A empreitada israelense dos últimos anos só acontece pelo endosso dos Estados Unidos. Desta vez, todavia, as miras de Netanyahu acertaram um dos maiores aliados de Washington no Oriente Médio.

Catar é um classificado pela própria Casa Branca como um dos principais aliados fora da Organização do Tratado do Atlântico Norte (OTAN). No país está localizada a base avançada do Comando Central dos Estados Unidos, na base aérea de Al Udeid.

Para Figueiredo, este episódio pode mexer algumas peças no tabuleiro geopolítico da região.

"Pode ter uma mudança significativa, sim, na percepção dos países do Golfo, como, por exemplo, o Catar, de perceberem mais uma vez, que os Estados Unidos não virão para proteger de uma agressão israelense."

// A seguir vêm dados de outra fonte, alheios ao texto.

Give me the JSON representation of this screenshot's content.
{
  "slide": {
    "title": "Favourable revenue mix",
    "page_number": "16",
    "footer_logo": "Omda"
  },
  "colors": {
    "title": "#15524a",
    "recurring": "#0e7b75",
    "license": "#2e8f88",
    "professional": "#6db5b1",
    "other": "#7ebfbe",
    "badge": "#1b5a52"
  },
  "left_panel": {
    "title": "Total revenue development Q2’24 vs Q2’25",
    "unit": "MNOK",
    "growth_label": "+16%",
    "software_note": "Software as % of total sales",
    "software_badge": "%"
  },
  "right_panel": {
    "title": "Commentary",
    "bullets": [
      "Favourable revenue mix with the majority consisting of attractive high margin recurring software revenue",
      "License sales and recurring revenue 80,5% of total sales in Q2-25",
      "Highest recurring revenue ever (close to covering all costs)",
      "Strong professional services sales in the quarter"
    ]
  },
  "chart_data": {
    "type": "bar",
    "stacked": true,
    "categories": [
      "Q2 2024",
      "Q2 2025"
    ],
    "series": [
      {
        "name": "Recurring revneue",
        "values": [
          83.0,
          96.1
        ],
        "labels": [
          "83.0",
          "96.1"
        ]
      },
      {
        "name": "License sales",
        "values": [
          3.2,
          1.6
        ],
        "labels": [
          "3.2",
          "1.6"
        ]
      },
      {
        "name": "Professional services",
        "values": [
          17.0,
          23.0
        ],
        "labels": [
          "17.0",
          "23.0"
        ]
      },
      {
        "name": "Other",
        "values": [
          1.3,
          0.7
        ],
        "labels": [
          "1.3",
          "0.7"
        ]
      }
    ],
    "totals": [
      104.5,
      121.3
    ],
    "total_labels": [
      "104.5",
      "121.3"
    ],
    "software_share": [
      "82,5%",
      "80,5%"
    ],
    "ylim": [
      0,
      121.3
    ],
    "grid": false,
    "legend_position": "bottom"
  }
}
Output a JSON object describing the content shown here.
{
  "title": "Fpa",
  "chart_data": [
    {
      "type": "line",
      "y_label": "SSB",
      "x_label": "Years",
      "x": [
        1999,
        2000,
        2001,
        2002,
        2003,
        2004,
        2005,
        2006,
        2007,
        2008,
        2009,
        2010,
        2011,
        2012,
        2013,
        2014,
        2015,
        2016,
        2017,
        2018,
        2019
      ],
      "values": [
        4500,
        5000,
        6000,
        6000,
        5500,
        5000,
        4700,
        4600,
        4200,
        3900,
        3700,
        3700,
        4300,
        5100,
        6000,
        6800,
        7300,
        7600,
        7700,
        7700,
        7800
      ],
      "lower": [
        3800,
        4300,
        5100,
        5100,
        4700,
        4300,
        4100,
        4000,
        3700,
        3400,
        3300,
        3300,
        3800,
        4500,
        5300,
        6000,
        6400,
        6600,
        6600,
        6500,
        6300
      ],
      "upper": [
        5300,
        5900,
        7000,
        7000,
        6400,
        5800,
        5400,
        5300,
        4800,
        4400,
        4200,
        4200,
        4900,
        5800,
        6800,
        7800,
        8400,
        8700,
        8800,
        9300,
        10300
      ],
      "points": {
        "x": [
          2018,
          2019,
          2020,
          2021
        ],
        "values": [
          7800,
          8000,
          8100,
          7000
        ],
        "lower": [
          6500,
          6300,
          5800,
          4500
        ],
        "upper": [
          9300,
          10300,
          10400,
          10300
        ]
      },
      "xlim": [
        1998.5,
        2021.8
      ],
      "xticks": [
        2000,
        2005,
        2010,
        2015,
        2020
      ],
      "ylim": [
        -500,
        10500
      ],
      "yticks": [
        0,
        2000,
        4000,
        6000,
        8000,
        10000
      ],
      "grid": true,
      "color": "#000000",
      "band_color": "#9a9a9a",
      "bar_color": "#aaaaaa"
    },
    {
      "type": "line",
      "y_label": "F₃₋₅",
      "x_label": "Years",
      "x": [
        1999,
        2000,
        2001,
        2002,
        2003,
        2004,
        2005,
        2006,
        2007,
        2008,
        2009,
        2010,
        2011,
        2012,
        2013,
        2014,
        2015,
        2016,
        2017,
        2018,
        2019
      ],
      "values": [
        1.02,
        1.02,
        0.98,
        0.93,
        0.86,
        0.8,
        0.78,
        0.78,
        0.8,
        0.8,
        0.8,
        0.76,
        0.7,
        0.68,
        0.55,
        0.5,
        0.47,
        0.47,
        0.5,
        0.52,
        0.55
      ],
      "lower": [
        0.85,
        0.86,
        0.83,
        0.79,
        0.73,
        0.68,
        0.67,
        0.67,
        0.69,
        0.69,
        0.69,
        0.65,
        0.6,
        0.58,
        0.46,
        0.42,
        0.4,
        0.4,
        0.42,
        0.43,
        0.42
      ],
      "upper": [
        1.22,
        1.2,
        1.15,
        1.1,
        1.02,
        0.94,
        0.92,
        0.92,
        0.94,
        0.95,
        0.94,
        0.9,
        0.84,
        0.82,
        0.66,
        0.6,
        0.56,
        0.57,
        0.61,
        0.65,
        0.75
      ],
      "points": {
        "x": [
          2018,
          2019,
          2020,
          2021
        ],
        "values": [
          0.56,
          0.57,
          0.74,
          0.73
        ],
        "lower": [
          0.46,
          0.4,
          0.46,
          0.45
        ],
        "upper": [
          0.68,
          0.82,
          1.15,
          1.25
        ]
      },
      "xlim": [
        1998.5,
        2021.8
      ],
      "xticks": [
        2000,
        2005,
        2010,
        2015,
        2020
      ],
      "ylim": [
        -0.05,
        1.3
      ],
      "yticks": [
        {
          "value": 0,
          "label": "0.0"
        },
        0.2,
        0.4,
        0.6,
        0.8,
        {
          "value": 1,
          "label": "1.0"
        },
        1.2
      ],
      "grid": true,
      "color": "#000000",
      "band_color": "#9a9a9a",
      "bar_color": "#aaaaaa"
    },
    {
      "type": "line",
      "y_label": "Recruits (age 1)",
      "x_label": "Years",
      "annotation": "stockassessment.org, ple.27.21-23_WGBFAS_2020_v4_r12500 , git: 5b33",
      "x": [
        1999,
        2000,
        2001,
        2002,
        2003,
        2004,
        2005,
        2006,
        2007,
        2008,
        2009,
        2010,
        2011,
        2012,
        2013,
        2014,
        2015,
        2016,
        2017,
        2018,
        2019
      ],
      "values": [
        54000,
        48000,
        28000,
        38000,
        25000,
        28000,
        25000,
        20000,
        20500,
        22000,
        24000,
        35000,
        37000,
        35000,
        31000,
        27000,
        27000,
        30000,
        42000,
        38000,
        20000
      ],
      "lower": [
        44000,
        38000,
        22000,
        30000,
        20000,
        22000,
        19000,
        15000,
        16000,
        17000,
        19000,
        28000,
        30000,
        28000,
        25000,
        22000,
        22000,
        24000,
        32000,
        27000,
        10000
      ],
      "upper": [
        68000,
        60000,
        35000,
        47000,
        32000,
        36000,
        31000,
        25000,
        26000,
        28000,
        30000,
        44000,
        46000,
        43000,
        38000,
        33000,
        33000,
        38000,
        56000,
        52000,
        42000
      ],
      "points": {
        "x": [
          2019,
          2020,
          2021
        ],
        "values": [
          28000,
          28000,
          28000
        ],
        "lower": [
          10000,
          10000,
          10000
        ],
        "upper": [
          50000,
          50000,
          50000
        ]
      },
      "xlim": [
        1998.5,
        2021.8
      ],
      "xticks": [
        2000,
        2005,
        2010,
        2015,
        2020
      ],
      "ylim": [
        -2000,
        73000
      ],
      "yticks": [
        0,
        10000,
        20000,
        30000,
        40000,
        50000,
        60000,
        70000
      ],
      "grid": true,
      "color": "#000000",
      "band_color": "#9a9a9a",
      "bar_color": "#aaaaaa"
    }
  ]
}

Figueiredo entende que "Trump não tem a exata percepção de como ele une os seus inimigos com a sua forma de atuação" ao respaldar as ações de Netanyahu. O professor destaca que Doha, assim como a Arábia Saudita fez, pode buscar uma aproximação dos países do Sul Global.

"Acho mais provável uma mudança de guinada no jogo político do Oriente Médio, principalmente no que diz respeito às monarquias do Golfo. [...] E, nesse sentido, é preciso ter alguma alternativa para promover a própria segurança."